CISL continued operating and enhancing the HPFL during FY2017. By year end, the HPFL contained many new additional test platforms and concepts. Additionally, CISL added an I/O component to the HPFL that is focused on storage futures, I/O optimization, and better data-hosting services. This component included SSD technology, Data Direct Networks (DDN) storage systems, and a test environment for new HPSS releases with HPSS on Linux and rolling upgrades to the NCAR HPSS archive.

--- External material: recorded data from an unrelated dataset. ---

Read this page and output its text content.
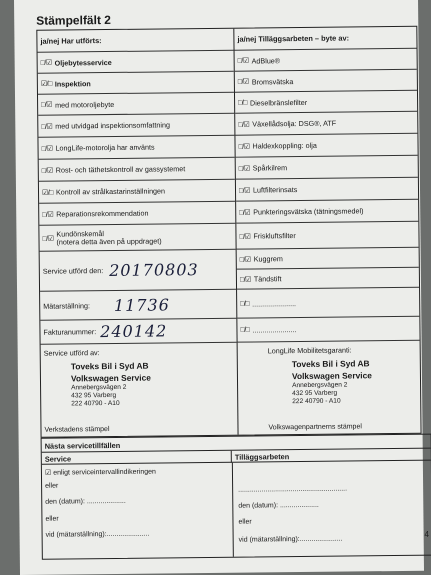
Stämpelfält 2
ja/nej Har utförts:
□/☑ Oljebytesservice
☑/□ Inspektion
□/☑ med motoroljebyte
□/☑ med utvidgad inspektionsomfattning
□/☑ LongLife-motorolja har använts
□/☑ Rost- och täthetskontroll av gassystemet
☑/□ Kontroll av strålkastarinställningen
□/☑ Reparationsrekommendation
□/☑
Kundönskemål
(notera detta även på uppdraget)
Service utförd den: 20170803
Mätarställning: 11736
Fakturanummer: 240142
Service utförd av:
Toveks Bil i Syd AB
Volkswagen Service
Annebergsvägen 2
432 95 Varberg
222 40790 - A10
Verkstadens stämpel
ja/nej Tilläggsarbeten – byte av:
□/☑ AdBlue®
□/☑ Bromsvätska
□/□ Dieselbränslefilter
□/☑ Växellådsolja: DSG®, ATF
□/☑ Haldexkoppling: olja
□/☑ Spårkilrem
□/☑ Luftfilterinsats
□/☑ Punkteringsvätska (tätningsmedel)
□/☑ Friskluftsfilter
□/☑ Kuggrem
□/☑ Tändstift
□/□ ......................
□/□ ......................
LongLife Mobilitetsgaranti:
Toveks Bil i Syd AB
Volkswagen Service
Annebergsvägen 2
432 95 Varberg
222 40790 - A10
Volkswagenpartnerns stämpel
Nästa servicetillfällen
Service	Tilläggsarbeten
☑ enligt serviceintervallindikeringen
eller
den (datum): ....................
eller
vid (mätarställning):......................
........................................................
den (datum): ....................
eller
vid (mätarställning):......................
4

HPFL software evaluation activities in FY2017 included testing operating systems and their management (Salt, CentOS), resource managers (SLURM, PBS Professional), MPI implementations (Intel MPI, OpenMPI, MPICH-3, and MVAPICH), containers (Docker), the Spectrum Scale (formerly GPFS) and Lustre parallel file systems, DDN’s Infinite Memory Engine (IME), and an HPSS test environment. We also started exploring strategies that involve in-memory technology or on-flash residency of data to speed up data analysis and post processing activities. These are being developed to rapidly ingest, analyze, and filter data on the fly before the data is ready to be shared or used for further analysis and collaboration. We are also preparing for the possibility and potential use of artificial intelligence involving machine learning (ML) and deep learning (DL).

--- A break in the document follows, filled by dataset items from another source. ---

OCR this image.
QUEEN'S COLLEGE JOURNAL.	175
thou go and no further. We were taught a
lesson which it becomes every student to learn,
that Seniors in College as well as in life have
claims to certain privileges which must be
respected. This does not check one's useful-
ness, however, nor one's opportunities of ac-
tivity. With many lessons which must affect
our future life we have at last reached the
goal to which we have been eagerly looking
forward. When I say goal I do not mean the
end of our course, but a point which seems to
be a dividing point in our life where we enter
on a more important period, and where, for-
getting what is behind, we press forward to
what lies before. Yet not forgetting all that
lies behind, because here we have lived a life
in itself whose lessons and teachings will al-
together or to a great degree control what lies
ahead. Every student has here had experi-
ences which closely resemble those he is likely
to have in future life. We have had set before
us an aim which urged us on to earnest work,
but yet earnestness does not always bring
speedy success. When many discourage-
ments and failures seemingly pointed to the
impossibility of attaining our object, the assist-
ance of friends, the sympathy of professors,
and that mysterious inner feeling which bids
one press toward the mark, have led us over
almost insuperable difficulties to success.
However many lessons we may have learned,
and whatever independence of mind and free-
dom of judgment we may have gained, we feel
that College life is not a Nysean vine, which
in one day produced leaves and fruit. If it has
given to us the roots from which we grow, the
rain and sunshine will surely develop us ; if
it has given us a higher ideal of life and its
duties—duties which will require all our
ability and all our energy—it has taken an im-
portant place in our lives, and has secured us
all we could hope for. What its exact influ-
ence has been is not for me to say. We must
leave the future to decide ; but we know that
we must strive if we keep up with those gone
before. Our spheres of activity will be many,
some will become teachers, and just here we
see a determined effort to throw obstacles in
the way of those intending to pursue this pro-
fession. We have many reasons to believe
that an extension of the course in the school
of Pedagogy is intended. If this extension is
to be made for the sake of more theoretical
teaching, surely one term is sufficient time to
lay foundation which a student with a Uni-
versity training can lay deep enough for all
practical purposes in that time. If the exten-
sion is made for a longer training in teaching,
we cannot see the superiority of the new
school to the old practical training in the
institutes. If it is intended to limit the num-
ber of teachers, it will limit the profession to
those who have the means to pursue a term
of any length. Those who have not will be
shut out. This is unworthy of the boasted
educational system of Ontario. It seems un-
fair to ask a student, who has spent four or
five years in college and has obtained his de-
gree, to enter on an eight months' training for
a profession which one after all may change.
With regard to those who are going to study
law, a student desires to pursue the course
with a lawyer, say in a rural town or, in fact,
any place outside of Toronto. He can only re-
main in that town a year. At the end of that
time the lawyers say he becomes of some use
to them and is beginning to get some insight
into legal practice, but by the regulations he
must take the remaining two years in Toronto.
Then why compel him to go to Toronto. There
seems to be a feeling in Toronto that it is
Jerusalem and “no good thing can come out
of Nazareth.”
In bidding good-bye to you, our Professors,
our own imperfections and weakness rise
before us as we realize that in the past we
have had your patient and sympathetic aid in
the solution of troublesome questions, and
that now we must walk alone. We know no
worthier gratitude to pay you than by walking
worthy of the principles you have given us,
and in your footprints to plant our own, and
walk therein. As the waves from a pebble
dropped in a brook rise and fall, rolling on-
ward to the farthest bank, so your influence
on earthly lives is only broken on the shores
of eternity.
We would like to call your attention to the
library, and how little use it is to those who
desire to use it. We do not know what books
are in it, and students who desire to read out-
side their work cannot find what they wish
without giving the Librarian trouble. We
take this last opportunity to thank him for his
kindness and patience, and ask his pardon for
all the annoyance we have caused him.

During 2017, progress was made in building a complete I/O test environment. Configuration management systems are in place, and quick-build procedures for node deployment have been developed. Storage systems to support parallel file system research (Lustre, Spectrum Scale), distributed file system research (Ceph, BeeGFS, OrangeFS), and cloud infrastructures (OpenStack) have been configured. In addition, a small compute cluster is being configured to drive I/O tests. Additional equipment for I/O network research was also purchased and installed. A Mellanox InfiniBand router was added along with a Mellanox 100-Gb Ethernet switch. These network components will allow for further test and evaluation of high-bandwidth, low-latency networks specifically designed for I/O workloads. The InfinBand router is particularly important for evolving data network designs. New tape drive technology -- LTO, which represents the next generation of technology for archival systems -- has been acquired for investigation in the HPFL.

CISL’s HPFL is made possible by NSF Core funds and through partnerships with and equipment donations from leading HPC and storage vendors.